A large part of the book focuses on Nelson’s relationship with the artist Harry Dodge, who is fluidly-gendered, and their journey to become parents. Nelson’s ability to mix explicit details about her own sexuality right alongside a fairly academic discussion on gender makes her one of the most compelling writers working today.
The narrator from Written on the Body
Its cool, blue-flame sexiness makes this novel by Jeanette Winterson required reading for just about anyone, but in particular those interested in gender and sexuality and the labels we apply to them. Winterson’s narrator is nameless, and genderless, defined only by their obsession with a married woman. Beautifully written, this lyrical novel reminds the reader of the oversimplification that love is, after all, blind.

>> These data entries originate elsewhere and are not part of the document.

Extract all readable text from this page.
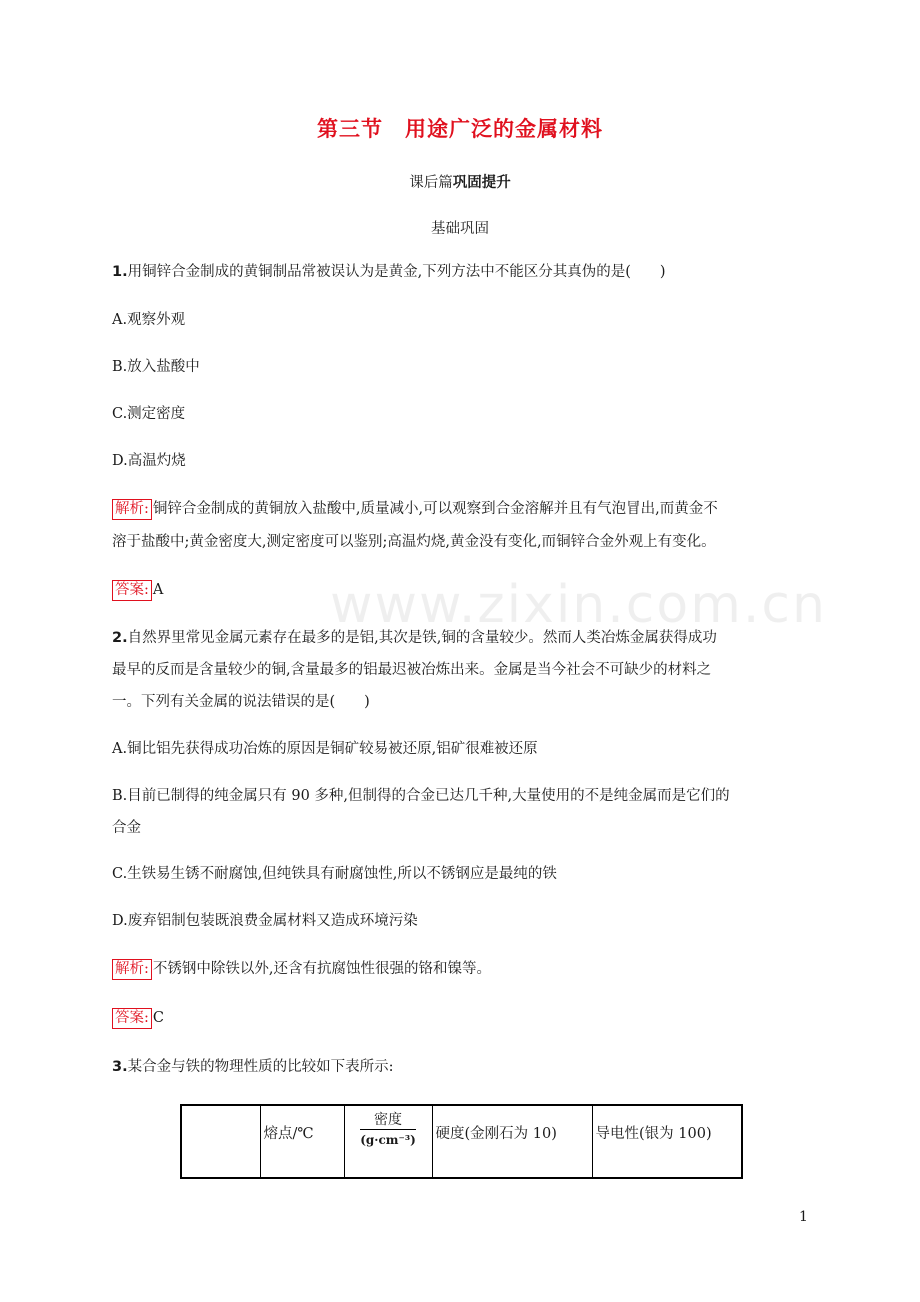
第三节 用途广泛的金属材料
课后篇巩固提升
基础巩固
1.用铜锌合金制成的黄铜制品常被误认为是黄金,下列方法中不能区分其真伪的是(　　)
A.观察外观
B.放入盐酸中
C.测定密度
D.高温灼烧
解析: 铜锌合金制成的黄铜放入盐酸中,质量减小,可以观察到合金溶解并且有气泡冒出,而黄金不
溶于盐酸中;黄金密度大,测定密度可以鉴别;高温灼烧,黄金没有变化,而铜锌合金外观上有变化。
答案: A	www.zixin.com.cn
2.自然界里常见金属元素存在最多的是铝,其次是铁,铜的含量较少。然而人类冶炼金属获得成功
最早的反而是含量较少的铜,含量最多的铝最迟被冶炼出来。金属是当今社会不可缺少的材料之
一。下列有关金属的说法错误的是(　　)
A.铜比铝先获得成功冶炼的原因是铜矿较易被还原,铝矿很难被还原
B.目前已制得的纯金属只有 90 多种,但制得的合金已达几千种,大量使用的不是纯金属而是它们的
合金
C.生铁易生锈不耐腐蚀,但纯铁具有耐腐蚀性,所以不锈钢应是最纯的铁
D.废弃铝制包装既浪费金属材料又造成环境污染
解析: 不锈钢中除铁以外,还含有抗腐蚀性很强的铬和镍等。
答案: C
3.某合金与铁的物理性质的比较如下表所示:
	熔点/℃	$\frac{\text{密度}}{\text{(g·cm⁻³)}}$	硬度(金刚石为 10)	导电性(银为 100)
1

“Secretary” from Bad Behavior
In this short story collection from Mary Gaitskill you’ll find “Secretary,” the source material for the 2002 film starring Maggie Gyllenhaal and James Spader. But just about every story in this collection, and in fact, most of Gaitskill’s work as a whole, could be categorized as sex-positive. Only a fool would subscribe to the double standard that women can't harbor fetishes, obsessions, or even perversions when it comes to sex. And Gaitskill doesn’t suffer fools.
In addition to this excellent collection, Gaitskill’s 2005 novel Veronica is a compelling story about a friendship between two women in New York in the 1980s, and her most recent novel, The Mare, which explores the relationship between a girl and her horse, is an empowering portrait of young female sexuality.